Los argumentos emotivos son de relativa persuasión en cuestiones intelectuales, aunque la condición reflexiva, reflectiva, especular, de la metáfora tiende a la “ abstracción sensibilizada” de los soportes semánticos propulsores a fin de trascender al estadio metafísico de su propuesta lingüística. Partida y llegada, la abstracción es la meta altiva de la metáfora; el más allá, phora, absoluto. Cumbre del castillo al que se asciende por los flancos filosos de la montaña. A un lugar de aire tan enrarecido únicamente se llega con el pensamiento. Nuestra brújula será la intuición. La intuición vendría a ser el resplandor que hace sensible la transparencia de la abstracción. Tesoro que continuaría abandonado si no lo enmarcáramos prontamente con las guías de la definición. La definición es el heraldo palaciego que difunde la manera de escalar con seguridad esa magnífica elevación. Hermes o Iris; aunque prefiero a Iris, porque en su recorrido traza en el cielo un colorido arco de venturosos colores.

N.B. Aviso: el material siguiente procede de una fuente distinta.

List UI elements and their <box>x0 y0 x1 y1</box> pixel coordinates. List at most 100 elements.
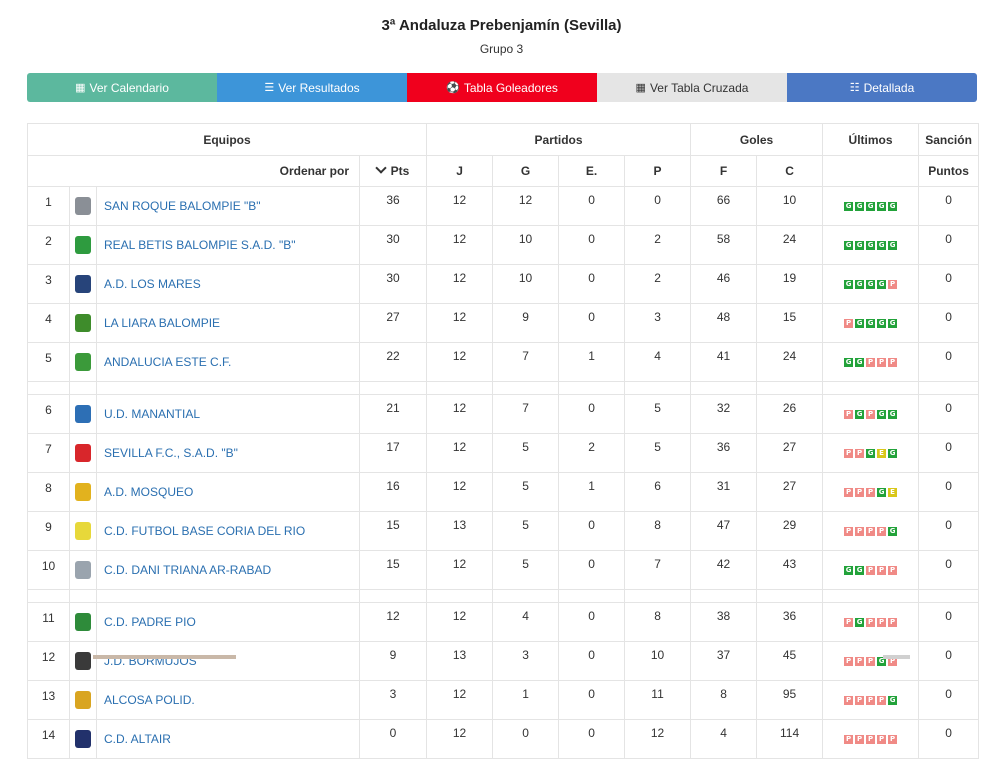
c-cell: 24 <box>756 225 824 265</box>
form-badge: G <box>855 280 865 290</box>
e-header[interactable]: E. <box>558 155 626 187</box>
team-link[interactable]: C.D. PADRE PIO <box>104 615 196 629</box>
form-badge: P <box>866 410 876 420</box>
form-badge: G <box>855 410 865 420</box>
p-cell: 8 <box>624 602 692 642</box>
f-cell: 36 <box>690 433 758 473</box>
form-cell: GGPPP <box>822 342 920 382</box>
separator-cell <box>756 381 824 395</box>
e-cell: 0 <box>558 225 626 265</box>
c-cell: 10 <box>756 186 824 226</box>
team-link[interactable]: A.D. LOS MARES <box>104 277 201 291</box>
detailed-button-label: Detallada <box>863 80 915 95</box>
separator-cell <box>426 589 494 603</box>
pts-cell: 3 <box>358 680 428 720</box>
form-badges: PGPGG <box>844 410 898 420</box>
g-cell: 0 <box>492 719 560 759</box>
team-link[interactable]: A.D. MOSQUEO <box>104 485 193 499</box>
pts-sort-header[interactable]: Pts <box>358 155 428 187</box>
team-link[interactable]: ANDALUCIA ESTE C.F. <box>104 355 231 369</box>
form-badge: P <box>855 527 865 537</box>
f-cell: 31 <box>690 472 758 512</box>
form-badge: P <box>844 410 854 420</box>
team-link[interactable]: U.D. MANANTIAL <box>104 407 200 421</box>
team-cell: A.D. LOS MARES <box>96 264 360 304</box>
group-subtitle: Grupo 3 <box>479 42 524 56</box>
pts-cell: 30 <box>358 225 428 265</box>
pts-header-label: Pts <box>390 164 410 178</box>
separator-cell <box>96 381 360 395</box>
team-link[interactable]: SEVILLA F.C., S.A.D. "B" <box>104 446 238 460</box>
team-link[interactable]: C.D. ALTAIR <box>104 732 171 746</box>
form-badge: P <box>866 488 876 498</box>
sanction-cell: 0 <box>918 394 980 434</box>
scorers-button[interactable]: ⚽ Tabla Goleadores <box>407 73 597 102</box>
e-cell: 0 <box>558 264 626 304</box>
form-badge: G <box>866 449 876 459</box>
detail-list-icon: ☷ <box>849 82 860 94</box>
form-badge: G <box>888 319 898 329</box>
form-badge: P <box>855 488 865 498</box>
f-cell: 66 <box>690 186 758 226</box>
form-badge: P <box>844 449 854 459</box>
separator-cell <box>558 381 626 395</box>
p-cell: 10 <box>624 641 692 681</box>
crest-cell <box>69 602 97 642</box>
j-cell: 12 <box>426 719 494 759</box>
form-badge: G <box>866 241 876 251</box>
separator-cell <box>624 381 692 395</box>
team-link[interactable]: C.D. FUTBOL BASE CORIA DEL RIO <box>104 524 305 538</box>
calendar-button[interactable]: ▦ Ver Calendario <box>27 73 217 102</box>
last-header <box>822 155 920 187</box>
form-badge: P <box>877 566 887 576</box>
results-button[interactable]: ☰ Ver Resultados <box>217 73 407 102</box>
form-badges: PPPGE <box>844 488 898 498</box>
crest-cell <box>69 303 97 343</box>
form-badges: GGGGG <box>844 241 898 251</box>
j-cell: 13 <box>426 511 494 551</box>
table-separator <box>27 381 980 395</box>
e-cell: 0 <box>558 186 626 226</box>
team-link[interactable]: LA LIARA BALOMPIE <box>104 316 220 330</box>
crest-cell <box>69 186 97 226</box>
calendar-button-label: Ver Calendario <box>89 80 169 95</box>
g-header[interactable]: G <box>492 155 560 187</box>
p-cell: 0 <box>624 186 692 226</box>
c-header[interactable]: C <box>756 155 824 187</box>
separator-cell <box>918 589 980 603</box>
separator-cell <box>690 589 758 603</box>
f-cell: 58 <box>690 225 758 265</box>
form-badges: PPPPG <box>844 696 898 706</box>
team-link[interactable]: SAN ROQUE BALOMPIE "B" <box>104 199 261 213</box>
form-badge: G <box>844 241 854 251</box>
form-badge: P <box>844 488 854 498</box>
team-link[interactable]: REAL BETIS BALOMPIE S.A.D. "B" <box>104 238 295 252</box>
j-header[interactable]: J <box>426 155 494 187</box>
form-badges: PPPPG <box>844 527 898 537</box>
form-badge: G <box>877 488 887 498</box>
p-cell: 8 <box>624 511 692 551</box>
separator-cell <box>426 381 494 395</box>
f-header[interactable]: F <box>690 155 758 187</box>
team-cell: J.D. BORMUJOS <box>96 641 360 681</box>
team-link[interactable]: ALCOSA POLID. <box>104 693 195 707</box>
p-header[interactable]: P <box>624 155 692 187</box>
separator-cell <box>624 589 692 603</box>
cross-table-button[interactable]: ▦ Ver Tabla Cruzada <box>597 73 787 102</box>
table-row: 14 C.D. ALTAIR 0 12 0 0 12 4 114 P P P P P 0 <box>27 719 980 759</box>
soccer-ball-icon: ⚽ <box>446 82 460 94</box>
position-cell: 4 <box>27 303 70 343</box>
form-cell: PPPPG <box>822 511 920 551</box>
crest-cell <box>69 394 97 434</box>
e-cell: 0 <box>558 303 626 343</box>
form-badge: P <box>877 696 887 706</box>
table-row: 10 C.D. DANI TRIANA AR-RABAD 15 12 5 0 7 42 43 G G… <box>27 550 980 590</box>
crest-cell <box>69 472 97 512</box>
form-badges: GGPPP <box>844 566 898 576</box>
separator-cell <box>492 381 560 395</box>
form-cell: PPGEG <box>822 433 920 473</box>
separator-cell <box>756 589 824 603</box>
team-link[interactable]: C.D. DANI TRIANA AR-RABAD <box>104 563 271 577</box>
detailed-button[interactable]: ☷ Detallada <box>787 73 977 102</box>
form-badge: G <box>877 241 887 251</box>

Vuelvo a la “abstracción sensibilizada”. La abstracción metafórica es afectiva, blanda; palpitante como los latidos del corazón. Entrañable a nuestra respiración; a nuestro tiempo personal. Eternidad móvil. Tiempo y metáfora. Estamos en la distinción final de la abstracción metafórica. Cuando Platón nos da esa maravillosa definición del tiempo como “imagen móvil de la eternidad”, reafirma a la eternidad como substancia de esa imagen móvil; como “substancia del modelo viviente” (Timaios; 37,c). De igual manera, la metáfora conforma la substancia de la imagen móvil del tiempo literario. Eternidad a piel de palabras. Placer de la mente. Goce clandestino en los desvanes de la imaginación.

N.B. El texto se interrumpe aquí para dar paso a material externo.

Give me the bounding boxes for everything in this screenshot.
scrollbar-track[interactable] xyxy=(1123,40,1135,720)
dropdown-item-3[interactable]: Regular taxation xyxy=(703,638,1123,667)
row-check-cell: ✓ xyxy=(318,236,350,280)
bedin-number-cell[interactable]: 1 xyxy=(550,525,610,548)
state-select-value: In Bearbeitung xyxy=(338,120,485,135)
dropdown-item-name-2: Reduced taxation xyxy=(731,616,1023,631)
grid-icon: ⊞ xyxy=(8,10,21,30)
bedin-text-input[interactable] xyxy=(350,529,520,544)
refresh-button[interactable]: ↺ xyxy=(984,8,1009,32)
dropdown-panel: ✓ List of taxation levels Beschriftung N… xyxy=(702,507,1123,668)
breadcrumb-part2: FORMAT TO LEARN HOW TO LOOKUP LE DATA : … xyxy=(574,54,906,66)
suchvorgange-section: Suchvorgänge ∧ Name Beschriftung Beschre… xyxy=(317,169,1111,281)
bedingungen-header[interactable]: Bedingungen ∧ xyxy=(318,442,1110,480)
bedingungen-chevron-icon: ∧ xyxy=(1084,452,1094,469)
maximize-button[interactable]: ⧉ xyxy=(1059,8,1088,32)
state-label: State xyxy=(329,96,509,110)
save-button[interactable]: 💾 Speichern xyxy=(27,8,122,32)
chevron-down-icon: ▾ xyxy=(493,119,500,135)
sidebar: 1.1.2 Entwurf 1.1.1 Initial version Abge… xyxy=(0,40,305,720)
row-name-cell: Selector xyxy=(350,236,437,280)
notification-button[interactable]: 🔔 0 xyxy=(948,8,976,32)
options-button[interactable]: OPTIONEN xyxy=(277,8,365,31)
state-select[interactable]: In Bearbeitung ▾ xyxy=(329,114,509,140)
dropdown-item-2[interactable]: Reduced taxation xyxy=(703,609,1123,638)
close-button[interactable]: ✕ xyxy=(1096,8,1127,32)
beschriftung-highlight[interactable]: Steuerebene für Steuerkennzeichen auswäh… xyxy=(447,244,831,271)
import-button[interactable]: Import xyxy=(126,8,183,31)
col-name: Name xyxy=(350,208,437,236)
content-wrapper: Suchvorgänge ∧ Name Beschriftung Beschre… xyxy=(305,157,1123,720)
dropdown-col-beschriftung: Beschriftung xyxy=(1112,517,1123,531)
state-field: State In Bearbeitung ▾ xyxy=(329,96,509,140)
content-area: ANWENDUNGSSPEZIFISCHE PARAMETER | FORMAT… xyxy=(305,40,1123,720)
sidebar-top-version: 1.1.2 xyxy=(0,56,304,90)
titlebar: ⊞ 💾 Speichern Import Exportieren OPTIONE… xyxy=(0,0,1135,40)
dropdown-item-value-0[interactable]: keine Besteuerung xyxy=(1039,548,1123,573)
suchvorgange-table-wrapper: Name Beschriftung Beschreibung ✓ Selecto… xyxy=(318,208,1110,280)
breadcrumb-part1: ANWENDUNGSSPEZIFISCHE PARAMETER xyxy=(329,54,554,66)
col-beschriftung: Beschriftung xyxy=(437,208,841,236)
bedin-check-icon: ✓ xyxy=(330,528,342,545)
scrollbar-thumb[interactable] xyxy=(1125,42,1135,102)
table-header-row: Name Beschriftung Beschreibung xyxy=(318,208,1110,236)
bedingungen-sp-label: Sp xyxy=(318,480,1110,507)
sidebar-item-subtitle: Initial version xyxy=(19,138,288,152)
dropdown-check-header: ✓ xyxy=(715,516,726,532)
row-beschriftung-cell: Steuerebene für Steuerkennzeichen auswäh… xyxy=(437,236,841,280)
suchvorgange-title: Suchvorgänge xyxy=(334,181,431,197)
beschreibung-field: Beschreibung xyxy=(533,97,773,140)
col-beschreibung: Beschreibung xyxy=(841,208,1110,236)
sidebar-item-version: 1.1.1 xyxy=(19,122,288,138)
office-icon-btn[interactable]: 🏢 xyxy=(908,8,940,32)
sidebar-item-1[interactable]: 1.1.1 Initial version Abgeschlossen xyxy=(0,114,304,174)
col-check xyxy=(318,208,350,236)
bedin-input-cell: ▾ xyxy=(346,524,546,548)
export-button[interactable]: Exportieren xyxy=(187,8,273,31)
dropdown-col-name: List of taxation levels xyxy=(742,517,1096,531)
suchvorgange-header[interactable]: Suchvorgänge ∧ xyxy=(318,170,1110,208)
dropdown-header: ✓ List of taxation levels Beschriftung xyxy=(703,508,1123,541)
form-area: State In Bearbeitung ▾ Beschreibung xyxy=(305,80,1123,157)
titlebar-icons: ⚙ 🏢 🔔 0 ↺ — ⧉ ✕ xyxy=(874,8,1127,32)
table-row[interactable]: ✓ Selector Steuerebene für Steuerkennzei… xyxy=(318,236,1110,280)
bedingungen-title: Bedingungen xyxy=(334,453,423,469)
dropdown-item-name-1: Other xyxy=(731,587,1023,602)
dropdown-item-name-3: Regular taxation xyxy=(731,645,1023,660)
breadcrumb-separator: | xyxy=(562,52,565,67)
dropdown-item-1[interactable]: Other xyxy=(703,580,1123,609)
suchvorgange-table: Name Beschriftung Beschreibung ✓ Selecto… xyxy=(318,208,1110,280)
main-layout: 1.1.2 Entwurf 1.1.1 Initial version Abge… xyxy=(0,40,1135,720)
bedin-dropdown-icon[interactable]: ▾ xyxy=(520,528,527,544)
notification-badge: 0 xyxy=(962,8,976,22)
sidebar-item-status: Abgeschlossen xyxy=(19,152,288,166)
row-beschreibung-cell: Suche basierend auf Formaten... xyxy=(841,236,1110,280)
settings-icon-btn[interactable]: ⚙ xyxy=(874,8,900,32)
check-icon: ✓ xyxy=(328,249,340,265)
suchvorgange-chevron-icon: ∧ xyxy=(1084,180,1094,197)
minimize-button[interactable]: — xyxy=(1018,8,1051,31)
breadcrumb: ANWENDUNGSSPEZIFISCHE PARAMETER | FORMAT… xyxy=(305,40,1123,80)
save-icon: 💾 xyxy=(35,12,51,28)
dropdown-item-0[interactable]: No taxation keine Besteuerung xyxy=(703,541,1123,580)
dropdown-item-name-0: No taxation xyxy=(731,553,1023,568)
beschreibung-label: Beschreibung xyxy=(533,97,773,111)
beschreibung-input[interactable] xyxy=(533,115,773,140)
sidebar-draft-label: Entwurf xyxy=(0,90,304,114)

La metáfora puede estar explícita o levemente implícita, aludida; en una palabra, en una frase, en un libro. Siempre tensiva; elástica. Don Quijote y Sancho configuran al principio de la novela dos notas musicales divergentes; aguda y alta, una; grave y baja, otra. Filosa o roma. Lentamente, una igualdad concertante las empareja, al punto de resultar trabajoso saber en un momento dado quien divaga con menos desatino. Quizás la socarronería de Sancho indique un leve matiz que desaparece cuando trata de aclarar recompensas prometidas. El cura, el barbero, el ama y la sobrina, nunca alcanzaron a comprender que la solidaridad por una meta fragua las voluntades en una misma ambición. Que la diferencia entre los mediocres y los que no lo son, radica en que los mediocres son infelices.

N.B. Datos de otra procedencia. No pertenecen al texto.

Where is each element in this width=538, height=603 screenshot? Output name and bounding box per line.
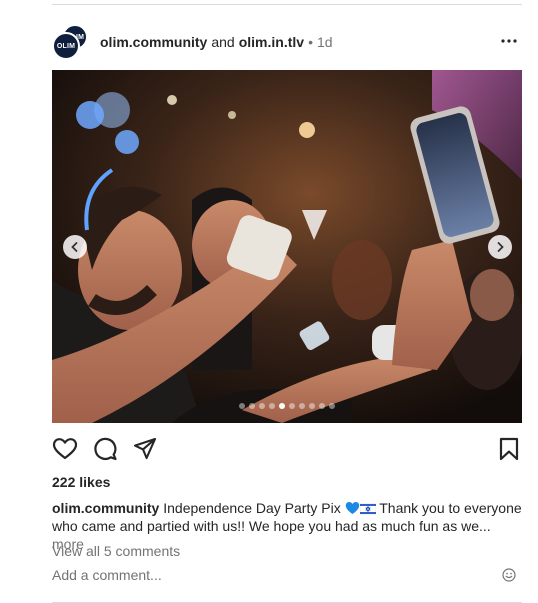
avatar-stack[interactable]: OLIM OLIM	[52, 24, 90, 60]
carousel-dot	[259, 403, 265, 409]
more-horizontal-icon[interactable]	[500, 32, 518, 50]
separator-dot: •	[308, 34, 313, 50]
speech-bubble-icon[interactable]	[92, 436, 118, 462]
username-link[interactable]: olim.community	[100, 34, 207, 50]
chevron-right-icon	[497, 242, 504, 252]
next-photo-button[interactable]	[488, 235, 512, 259]
heart-icon[interactable]	[52, 436, 78, 462]
carousel-indicator	[52, 403, 522, 409]
carousel-dot	[319, 403, 325, 409]
carousel-dot	[249, 403, 255, 409]
carousel-dot	[299, 403, 305, 409]
avatar-logo-text: OLIM	[56, 42, 76, 50]
view-all-comments-link[interactable]: View all 5 comments	[52, 543, 180, 559]
like-count[interactable]: 222 likes	[52, 474, 110, 490]
action-bar	[52, 436, 522, 462]
previous-photo-button[interactable]	[63, 235, 87, 259]
carousel-dot	[269, 403, 275, 409]
top-divider	[52, 4, 522, 5]
chevron-left-icon	[71, 242, 78, 252]
avatar[interactable]: OLIM	[52, 32, 80, 60]
post-timestamp[interactable]: 1d	[317, 34, 333, 50]
add-comment-row	[52, 567, 522, 587]
blue-heart-emoji-icon	[345, 502, 359, 514]
connector-text: and	[211, 34, 235, 50]
paper-plane-icon[interactable]	[132, 436, 158, 462]
party-selfie-image	[52, 70, 522, 423]
carousel-dot	[289, 403, 295, 409]
collaborator-username-link[interactable]: olim.in.tlv	[239, 34, 304, 50]
carousel-dot	[309, 403, 315, 409]
post-photo[interactable]	[52, 70, 522, 423]
carousel-dot	[329, 403, 335, 409]
carousel-dot	[239, 403, 245, 409]
carousel-dot	[279, 403, 285, 409]
israel-flag-emoji-icon	[359, 503, 376, 515]
caption-text-start: Independence Day Party Pix	[159, 500, 341, 516]
comment-input[interactable]	[52, 567, 472, 583]
smiley-icon[interactable]	[502, 568, 516, 582]
bookmark-icon[interactable]	[496, 436, 522, 462]
post-header: OLIM OLIM olim.community and olim.in.tlv…	[52, 24, 522, 60]
caption-username-link[interactable]: olim.community	[52, 500, 159, 516]
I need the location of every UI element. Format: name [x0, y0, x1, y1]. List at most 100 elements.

En Moby Dick, Melville cuenta la persecución de la mítica Ballena Blanca y la destrucción del “Pequod”, de la tripulación y del obstinado capitán Ahab, quien la buscaba desde antes con saña vengativa. Consumada la catástrofe, la despiadada ballena continúa indiferente y casi con desdén por los mares profundos. Como un destino sin ocupación. Porque, para el destino, sólo somos náufragos empecinados en atraparlo, sin advertir que con ello apresuramos el darnos de bruces con la fatalidad. Que no es otro el nombre del destino.

En ocasiones, lo múltiple y diverso oculta la metáfora como los rayos solares ocultan la visión directa del astro. Desde que Adalbert von Chamisso escribiera La maravillosa historia de Peter Schlemihl (El hombre que vende su sombra a un caballero de gris, a cambio de la bolsa de la fortuna) la crítica encuentra, en la posterior urgencia del protagonista por recuperarla, al verse despreciado y perseguido por esa inusitada carencia, varias y convincentes interpretaciones. Algunos, la consideran valoración de las cosas aparentemente sin importancia, pero capitales cuando se ausentan; otros, prueba contundente de la realidad pendiente de la irrealidad; otros, ponderación metafísica de la Nada; otros, nostalgia de la dócil compañera de nuestra soledad. En tanto, el pobre Schlemihl, compelido por el Caballero de Gris -el Diablo- a recuperar su ansiada sombra únicamente con la entrega del alma, prefiere los males terrenos, incluida la pérdida de la mujer querida, antes que perder la eternidad. Quizás por presentir que la eternidad es la sombra imperecedera del alma.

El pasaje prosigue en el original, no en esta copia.